World of Warcraft developer Blizzard Entertainment once said that the separation between the Horde and the Alliance was “a pillar of what makes Warcraft, Warcraft,” but now things are changing. Blizzard announced Monday that it will begin testing “cross-faction instances” soon on the public test realm.
When the 9.2.5 update goes live on the PTR, players will be able to create premade parties between Horde and Alliance players for “dungeons, raids, and rated PvP,” Blizzard said.
“There have been two decades’ worth of code and content crafted with the assumption that parties can only have players of a single faction, and while we want to make this feature available as soon as possible, the extent of the change means that it couldn’t be ready in time for the upcoming Eternity’s End content update,” World of Warcraft game director Ion Hazzikostas wrote in a development preview blog.

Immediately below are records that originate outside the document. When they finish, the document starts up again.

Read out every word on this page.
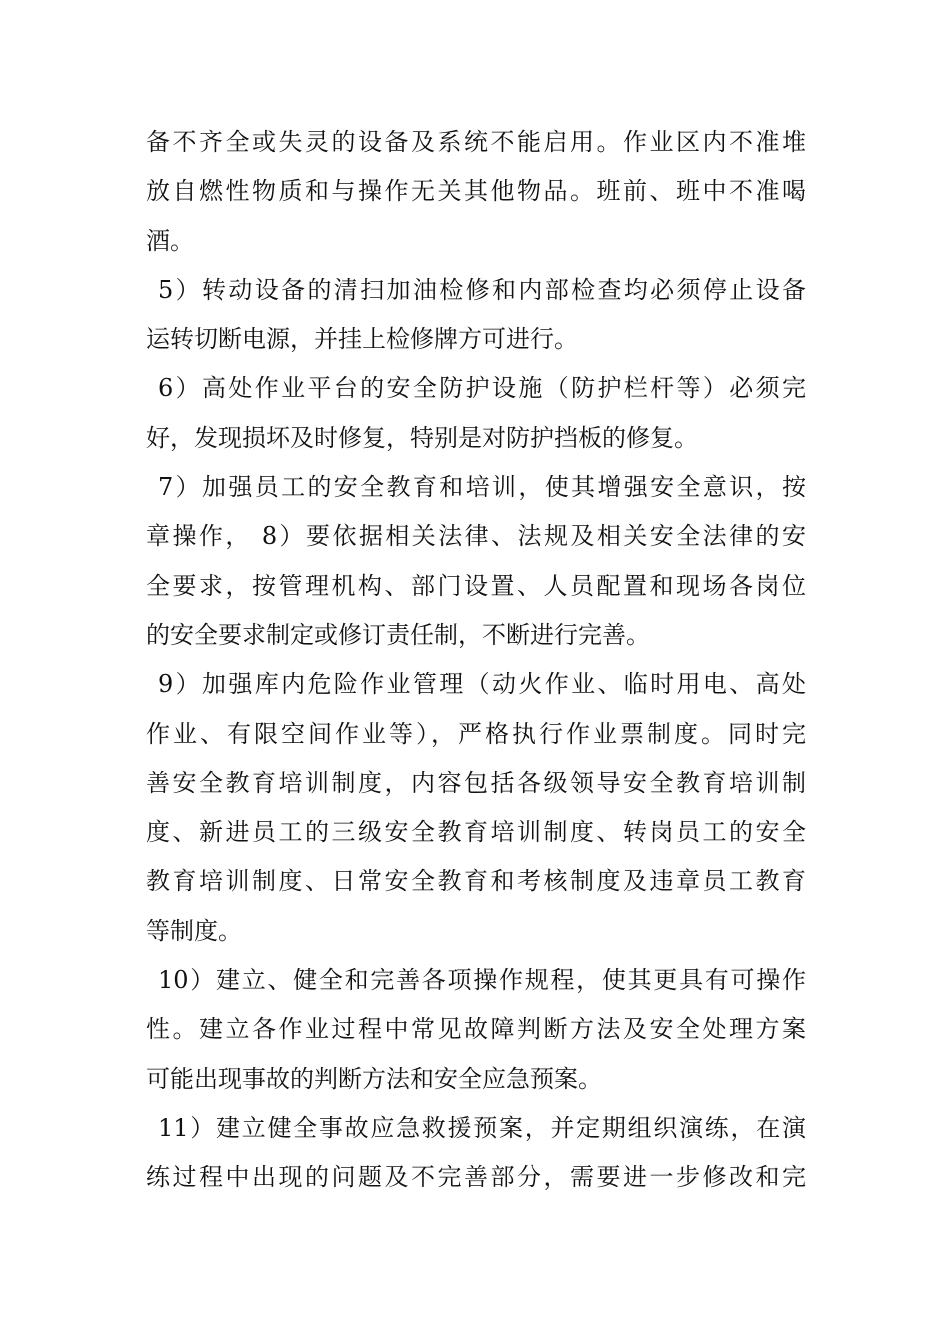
备不齐全或失灵的设备及系统不能启用。作业区内不准堆
放自燃性物质和与操作无关其他物品。班前、班中不准喝
酒。
5）转动设备的清扫加油检修和内部检查均必须停止设备
运转切断电源，并挂上检修牌方可进行。
6）高处作业平台的安全防护设施（防护栏杆等）必须完
好，发现损坏及时修复，特别是对防护挡板的修复。
7）加强员工的安全教育和培训，使其增强安全意识，按
章操作， 8）要依据相关法律、法规及相关安全法律的安
全要求，按管理机构、部门设置、人员配置和现场各岗位
的安全要求制定或修订责任制，不断进行完善。
9）加强库内危险作业管理（动火作业、临时用电、高处
作业、有限空间作业等），严格执行作业票制度。同时完
善安全教育培训制度，内容包括各级领导安全教育培训制
度、新进员工的三级安全教育培训制度、转岗员工的安全
教育培训制度、日常安全教育和考核制度及违章员工教育
等制度。
10）建立、健全和完善各项操作规程，使其更具有可操作
性。建立各作业过程中常见故障判断方法及安全处理方案
可能出现事故的判断方法和安全应急预案。
11）建立健全事故应急救援预案，并定期组织演练，在演
练过程中出现的问题及不完善部分，需要进一步修改和完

Guilds will remain open only to single factions, as will Heroic dungeons, Skirmishes, and Random Battlegrounds. But players can invite opposite faction players to parties or through premade groups in Group Finder for “Mythic dungeons, raids, or rated arena/RBGs,” — though group leaders can opt to keep their party within the same faction. Blizzard said opposing-faction players will stay designated as “unfriendly” or hostile in the regular world, but will be able to use party chat. In dungeons, players — regardless of faction — will be friendlies, as if you were the same faction.
Certain legacy instances won’t be available: “Battle of Dazar’alor, Trial of the Crusader, Icecrown Citadel, and a handful of others that similarly have extensive faction-specific components that will have to be reworked to support cross-faction parties,” Blizzard said.